Türkische Onur Air wittert Chauvinismus

Angebliche Sicherheitsmängel, die zum Landeverbot in Deutschland und den Niederlanden führten, sind nicht nachweisbar. Es handle sich lediglich um „klappernde Gepäckfächer“, so die Airline. Ihr sei ein Verlust von mehreren Millionen Euro entstanden

„Wegen geringfügiger Mängel kann man nicht die ganze Flotte sperren“

AUS ISTANBUL JÜRGEN GOTTSCHLICH

Nach tagelanger Aufregung um die türkische Fluggesellschaft Onur Air scheint jetzt eine Lösung in Sicht. Seit Mittwoch überprüfen holländische und deutsche Luftfahrtexperten in Istanbul die Beseitigung der beanstandeten Sicherheitsmängel. Heute Nachmittag, so sagten Beteiligte, werden sie damit voraussichtlich fertig. So hofft der türkische Verkehrsminister Binali Yildirim, dass das Flugverbot in Deutschland am Montag wieder aufgehoben wird.

Die Techniker haben das Wort, nachdem Pfingsten die Türkei deutlich zeigte, das sie sich düpiert fühlt.

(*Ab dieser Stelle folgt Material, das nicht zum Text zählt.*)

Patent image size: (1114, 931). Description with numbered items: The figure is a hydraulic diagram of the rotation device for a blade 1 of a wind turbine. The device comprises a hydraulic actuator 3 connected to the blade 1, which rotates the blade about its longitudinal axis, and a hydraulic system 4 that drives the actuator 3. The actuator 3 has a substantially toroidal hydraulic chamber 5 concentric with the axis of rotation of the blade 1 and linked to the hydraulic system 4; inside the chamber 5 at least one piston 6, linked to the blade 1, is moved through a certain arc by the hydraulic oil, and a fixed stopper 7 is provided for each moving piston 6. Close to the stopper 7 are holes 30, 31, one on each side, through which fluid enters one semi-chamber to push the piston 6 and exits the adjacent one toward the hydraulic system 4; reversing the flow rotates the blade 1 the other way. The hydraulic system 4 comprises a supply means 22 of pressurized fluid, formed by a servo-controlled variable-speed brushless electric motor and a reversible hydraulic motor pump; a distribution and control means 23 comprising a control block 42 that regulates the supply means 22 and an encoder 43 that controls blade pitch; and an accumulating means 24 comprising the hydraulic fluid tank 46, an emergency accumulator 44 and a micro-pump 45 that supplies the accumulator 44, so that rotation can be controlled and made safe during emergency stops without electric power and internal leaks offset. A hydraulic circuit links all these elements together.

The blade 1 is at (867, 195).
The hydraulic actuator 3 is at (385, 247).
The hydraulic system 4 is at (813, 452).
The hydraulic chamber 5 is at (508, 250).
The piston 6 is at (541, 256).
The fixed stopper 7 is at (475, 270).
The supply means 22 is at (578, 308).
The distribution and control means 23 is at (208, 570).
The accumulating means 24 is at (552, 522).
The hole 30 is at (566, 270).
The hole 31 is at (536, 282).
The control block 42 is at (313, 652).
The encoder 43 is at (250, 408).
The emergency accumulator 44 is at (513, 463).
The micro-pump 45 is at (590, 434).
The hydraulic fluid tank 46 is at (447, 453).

Die Empörung war groß, als die niederländische Flugaufsicht vor einer Woche alle Onur-Air-Maschinen in Holland festhielt und dann für die gesamte Airline ein Flugverbot verhängte. Ein Onur-Sprecher sprach von einem „chauvinistischen Vorgehen“. Er mutmaßte, mit dem Flugverbot solle der holländischen Konkurrenz Marktanteile „zugeschustert“ werden, die Onur Air zuvor erobert hatte.

Als Beleg führte er an, dass die holländische Fluggesellschaft Martinair sofort bereitgestanden habe, um 2.000 Passagiere zu übernehmen. „Nur weil an einer Maschine in Amsterdam geringfügige Mängel festgestellt wurden, kann man nicht gleich ein Flugverbot für die ganze Flotte verhängen“, findet Onur Air.

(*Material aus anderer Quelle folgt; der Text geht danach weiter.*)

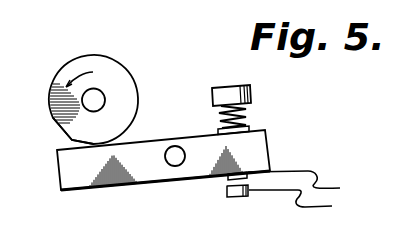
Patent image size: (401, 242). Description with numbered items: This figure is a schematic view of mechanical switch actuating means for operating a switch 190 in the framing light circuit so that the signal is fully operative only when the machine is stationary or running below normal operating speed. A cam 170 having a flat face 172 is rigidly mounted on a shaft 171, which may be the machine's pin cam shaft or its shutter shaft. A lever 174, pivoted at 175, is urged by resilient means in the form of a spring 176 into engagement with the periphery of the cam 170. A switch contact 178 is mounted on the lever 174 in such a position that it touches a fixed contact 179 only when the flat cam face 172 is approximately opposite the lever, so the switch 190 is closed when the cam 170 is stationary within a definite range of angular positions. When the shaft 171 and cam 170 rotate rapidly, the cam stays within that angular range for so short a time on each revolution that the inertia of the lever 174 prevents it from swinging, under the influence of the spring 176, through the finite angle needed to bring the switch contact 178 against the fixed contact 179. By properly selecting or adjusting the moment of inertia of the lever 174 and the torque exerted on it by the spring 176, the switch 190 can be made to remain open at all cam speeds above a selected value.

The cam 170 is at (113, 67).
The shaft 171 is at (97, 100).
The flat cam face 172 is at (69, 131).
The lever 174 is at (95, 188).
The pivot 175 is at (172, 161).
The spring 176 is at (245, 118).
The switch contact 178 is at (229, 174).
The fixed contact 179 is at (232, 197).
The switch 190 is at (223, 196).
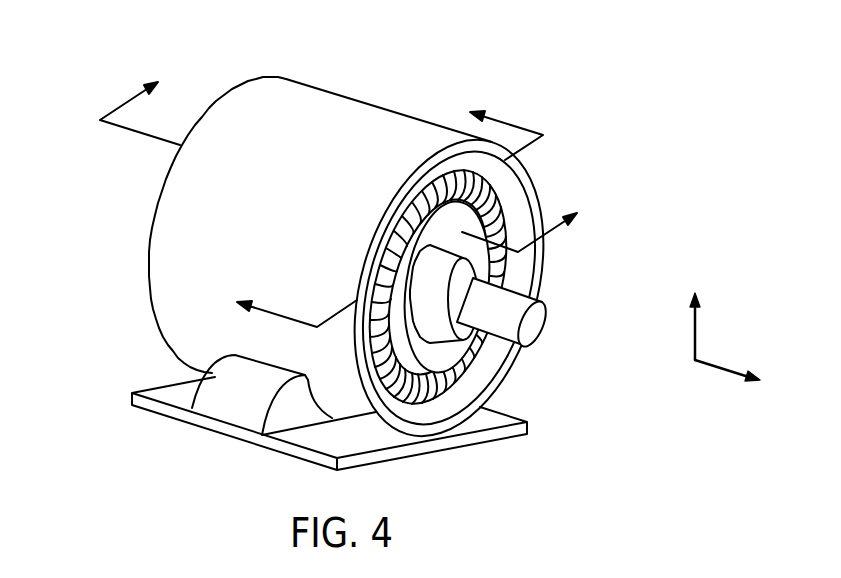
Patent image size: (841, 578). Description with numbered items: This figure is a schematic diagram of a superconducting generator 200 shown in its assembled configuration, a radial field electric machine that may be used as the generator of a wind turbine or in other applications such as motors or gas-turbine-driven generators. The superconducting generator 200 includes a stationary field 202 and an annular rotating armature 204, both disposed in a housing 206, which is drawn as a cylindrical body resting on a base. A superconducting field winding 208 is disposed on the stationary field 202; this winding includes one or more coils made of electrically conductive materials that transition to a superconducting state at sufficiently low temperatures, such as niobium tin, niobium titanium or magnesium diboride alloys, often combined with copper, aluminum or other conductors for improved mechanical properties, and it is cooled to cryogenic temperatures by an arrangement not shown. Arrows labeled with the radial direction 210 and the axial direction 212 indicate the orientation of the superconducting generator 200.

Dem schloss sich der Verkehrsminister an und verhängte vergangenen Freitag kurzfristig ein Landeverbot für holländische und deutsche Ersatzmaschinen, die Onur-Fluggäste in die Türkei bringen wollten. Der politische Eklat war perfekt. Bundeskanzler Gerhard Schröder und der türkische Ministerpräsident Recep Tayyip Erdogan schalteten sich ein und drängten auf eine schnelle Lösung.

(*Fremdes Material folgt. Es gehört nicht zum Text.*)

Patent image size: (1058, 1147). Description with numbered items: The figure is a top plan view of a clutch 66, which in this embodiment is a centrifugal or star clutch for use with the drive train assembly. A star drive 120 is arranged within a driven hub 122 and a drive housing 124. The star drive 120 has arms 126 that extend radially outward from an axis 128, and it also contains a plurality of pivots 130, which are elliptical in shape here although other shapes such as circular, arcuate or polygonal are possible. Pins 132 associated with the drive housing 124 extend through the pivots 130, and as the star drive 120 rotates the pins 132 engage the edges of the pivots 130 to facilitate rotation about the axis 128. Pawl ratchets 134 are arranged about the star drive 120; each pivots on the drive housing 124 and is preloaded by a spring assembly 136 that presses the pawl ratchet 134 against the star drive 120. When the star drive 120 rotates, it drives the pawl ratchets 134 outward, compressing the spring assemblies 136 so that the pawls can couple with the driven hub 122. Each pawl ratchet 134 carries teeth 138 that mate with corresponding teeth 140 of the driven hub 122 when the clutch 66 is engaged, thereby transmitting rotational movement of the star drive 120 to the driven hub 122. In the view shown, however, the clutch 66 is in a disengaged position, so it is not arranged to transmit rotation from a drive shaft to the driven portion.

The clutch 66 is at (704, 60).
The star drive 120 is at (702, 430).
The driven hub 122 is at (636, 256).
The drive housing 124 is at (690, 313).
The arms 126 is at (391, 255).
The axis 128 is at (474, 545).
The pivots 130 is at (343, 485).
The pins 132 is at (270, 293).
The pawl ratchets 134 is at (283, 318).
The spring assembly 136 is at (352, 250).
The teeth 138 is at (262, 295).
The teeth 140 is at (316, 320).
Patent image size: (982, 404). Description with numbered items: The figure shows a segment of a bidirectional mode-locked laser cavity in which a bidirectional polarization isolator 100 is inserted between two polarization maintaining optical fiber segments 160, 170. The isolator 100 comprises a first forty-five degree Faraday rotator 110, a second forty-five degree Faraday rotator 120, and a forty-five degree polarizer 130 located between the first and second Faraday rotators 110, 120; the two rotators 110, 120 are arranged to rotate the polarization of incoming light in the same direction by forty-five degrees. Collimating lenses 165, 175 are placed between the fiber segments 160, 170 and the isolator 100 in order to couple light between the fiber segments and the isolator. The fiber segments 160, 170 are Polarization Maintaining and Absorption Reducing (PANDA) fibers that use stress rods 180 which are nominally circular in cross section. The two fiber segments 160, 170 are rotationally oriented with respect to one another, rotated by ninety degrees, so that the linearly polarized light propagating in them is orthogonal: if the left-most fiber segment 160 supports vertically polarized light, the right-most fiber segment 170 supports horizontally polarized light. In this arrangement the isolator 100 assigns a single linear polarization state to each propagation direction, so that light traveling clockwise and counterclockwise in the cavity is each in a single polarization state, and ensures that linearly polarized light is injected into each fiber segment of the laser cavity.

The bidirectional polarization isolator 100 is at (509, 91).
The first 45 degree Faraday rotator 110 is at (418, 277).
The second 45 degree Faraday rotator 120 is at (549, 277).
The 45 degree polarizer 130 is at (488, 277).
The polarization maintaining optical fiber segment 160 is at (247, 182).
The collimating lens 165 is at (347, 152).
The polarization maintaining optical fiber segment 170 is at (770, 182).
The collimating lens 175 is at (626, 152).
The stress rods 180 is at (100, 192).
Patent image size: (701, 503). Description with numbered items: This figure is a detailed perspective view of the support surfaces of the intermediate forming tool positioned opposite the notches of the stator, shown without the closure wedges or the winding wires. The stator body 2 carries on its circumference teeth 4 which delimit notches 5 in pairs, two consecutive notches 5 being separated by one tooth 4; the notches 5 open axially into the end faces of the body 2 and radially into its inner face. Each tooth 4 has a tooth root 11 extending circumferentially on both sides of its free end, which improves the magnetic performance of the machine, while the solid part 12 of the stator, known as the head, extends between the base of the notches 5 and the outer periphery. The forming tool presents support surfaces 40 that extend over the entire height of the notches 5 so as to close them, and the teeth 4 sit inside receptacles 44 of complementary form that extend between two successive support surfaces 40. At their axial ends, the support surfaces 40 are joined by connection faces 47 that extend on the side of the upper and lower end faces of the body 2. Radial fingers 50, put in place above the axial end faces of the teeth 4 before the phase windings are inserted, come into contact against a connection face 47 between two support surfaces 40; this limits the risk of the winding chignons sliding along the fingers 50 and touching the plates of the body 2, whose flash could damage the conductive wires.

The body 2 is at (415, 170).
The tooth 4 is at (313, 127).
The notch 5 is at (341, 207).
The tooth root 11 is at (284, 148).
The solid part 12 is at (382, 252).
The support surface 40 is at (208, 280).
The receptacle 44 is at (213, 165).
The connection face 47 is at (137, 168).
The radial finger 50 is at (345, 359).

Die holländische Flugaufsicht begründete ihr Verbot mit etlichen Mängeln, die in den letzten eineinhalb Jahren immer wieder aufgetreten seien. Worin diese genau bestanden, ist unklar. Die Liste wird nicht veröffentlicht. Kaputte Triebwerke und abgefahrene Reifen bei Flugzeugen von „östlich des Ural“, wie die Bild am Sonntag behauptete, werden von Onur Air dementiert. Es sei lediglich um klappernde Gepäckfächer gegangen. Auch soll nicht die Onur Air, sondern der Flughafen in Amsterdam für eine Panne im Triebwerk verantwortlich sein, die mit zum Flugverbot geführt hat. Das berichtet Hürriyet unter Berufung auf deutsche Experten. Offenbar lag ein Gegenstand auf der Startbahn. Die Airline verweist darauf, dass sich dem Flugverbot in Holland, Deutschland, Frankreich und der Schweiz andere europäische Länder nicht angeschlossen haben. Im Gegenteil erklärten Großbritannien, Dänemark, Belgien und Österreich, ihre Sicherheitsprüfungen hätten keinerlei Mängel ergeben.

Onur Air ist eine private Fluggesellschaft, die ähnlich wie Air Berlin in Deutschland in den letzten Jahren zur zweitgrößten Airline der Türkei aufstieg. Sie hat im Türkei-Chartergeschäft in Deutschland einen Anteil von 25 Prozent. Von dem bislang einwöchigen Flugverbot in den vier Ländern sind laut Onur Air fast 40.000 Passagiere betroffen. Sie werden nun überwiegend mit Ersatzmaschinen der Turkish Airline oder der beiden anderen türkischen Chartergesellschaften, Atlas Jet (Öger Tours) oder Fly Air, geflogen. Onur Air beziffert seine Verluste mit mehreren Millionen Euro, den „Vertrauensverlust gar nicht mitgerechnet“.